I did a lot of route planning (timing, traffic, border crossing and safety concerns, sunrise/sunset times, etc.). Frankly, it was overkill, but I don’t like surprises.
Iron Butt Association wisdom says not to install last minute items, but I got lucky and worked through the problems.
Two weeks before the ride, I had a Bill Mayer seat fitted. It is definitely better than stock, but not as comfy as I had hoped. Perhaps a refit would help.
Four days before the ride, I replaced the Pilot Road 2 tires with Avon Storms. The PR2s had nearly 10,000 miles, but there was plenty of tread still left. They looked as if they would have lasted for the B2B ride, but I didn’t want to take chances, so I replaced them. After getting advice from friends, I took the wheels off myself. I busted the 3/8 inch drive side of the axle remover tool. I searched everywhere for a replacement, including a couple of auto parts stores and Harbor Freight tools and even asked to borrow one from the tire change shop, but none of them had what I needed. Finally I went to the motorcycle dealer, which was a good thing. They sold me a tool and reminded me about the pinch bolt, which had been hidden by the Pit Bull stand - - Doh!

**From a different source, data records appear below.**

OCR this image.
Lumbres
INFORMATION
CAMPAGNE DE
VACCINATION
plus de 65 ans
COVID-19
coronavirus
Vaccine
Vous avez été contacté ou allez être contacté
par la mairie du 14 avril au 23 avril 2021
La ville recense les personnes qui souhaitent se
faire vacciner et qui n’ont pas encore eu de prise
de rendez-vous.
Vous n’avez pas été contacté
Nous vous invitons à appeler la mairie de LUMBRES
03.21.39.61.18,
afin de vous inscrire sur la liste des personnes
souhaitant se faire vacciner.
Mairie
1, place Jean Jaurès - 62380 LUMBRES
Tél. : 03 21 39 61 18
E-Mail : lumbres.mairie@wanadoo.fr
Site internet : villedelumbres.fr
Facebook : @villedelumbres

I got the tires changed at a local shop that specializes in motorcycle tire changing. I had called ahead to make sure that they could handle the extra large hub on my K1200GT rear wheel. When I got the wheels back, they told me to take the rear wheel to a nearby auto tire place to balance the rear wheel. The specialty shop didn’t have the large cone to balance the rear wheel - - Doh! I took it to the auto tire place, which charged me $10 for the balance. Next time I will buy some Marc Parnes balancers and do it myself.
The Garmin Zumo 660 mount proved problematic. It arrived only a few days before the ride. Using their software to plot various waypoints and routes, that’s when I found out that “North America” does not include Mexico. I quickly ordered a Garmin SD/MicroSD card with the Mexico maps, which arrived just in time.
I had a choice of three different GPS mounts: The Z-Technik mirror hole mount, the Z-Technik mount that attaches to the base of KGT handlebars, and the black plastic BMW mount that also goes on the base of the handlebars. Unfortunately, the Zumo 660 mount is new and different, with a bulge on the bottom of the mount where the wiring goes in.
Z-Technik mirror hole mount: Rejected because it won’t work with the Wunderlich horn guard, and I didn’t want to mount the Zumo on the right.
BMW mount: Rejected because I would have had to redrill the holes to bypass the Zumo bulge, or shim it. I didn’t like the low placement, either.
Z-Technik KGT handlebar mount: Good, because the extra plate holes were “good enough” to fit the Zumo 660, and it offered flexible positioning in a good place. The only drawback is that the mount limits access to the motorcycle ignition key. I figured that I would get used to it in time.
I went to install the mount, and discovered that the provided screws are the wrong length if you have bar backs installed. Doh!
I called friends at the local “good ol’ boys” plumbing shop to ask for advice, and they recommended Hillco Fasteners (http://www.hillcofasteners.com/)
. They have every kind of bolt, nut, screw you could ever want. I got there just before closing and bought the bolts that fit.
I got the Zumo installed and tested the night before I left. There was no way to enter routes that crossed the US/Mexican border, but the border checkpoints were points-of-interest, so I used them to create separate US/Canada and inside-Mexico routes.
On the Mexican side, I created an Otay Mesa to Pemex route and a San Ysidro to McDonalds route. The Otay Mesa crossing looked very easy, but it was about 8 miles inland from the main San Ysidro border crossing.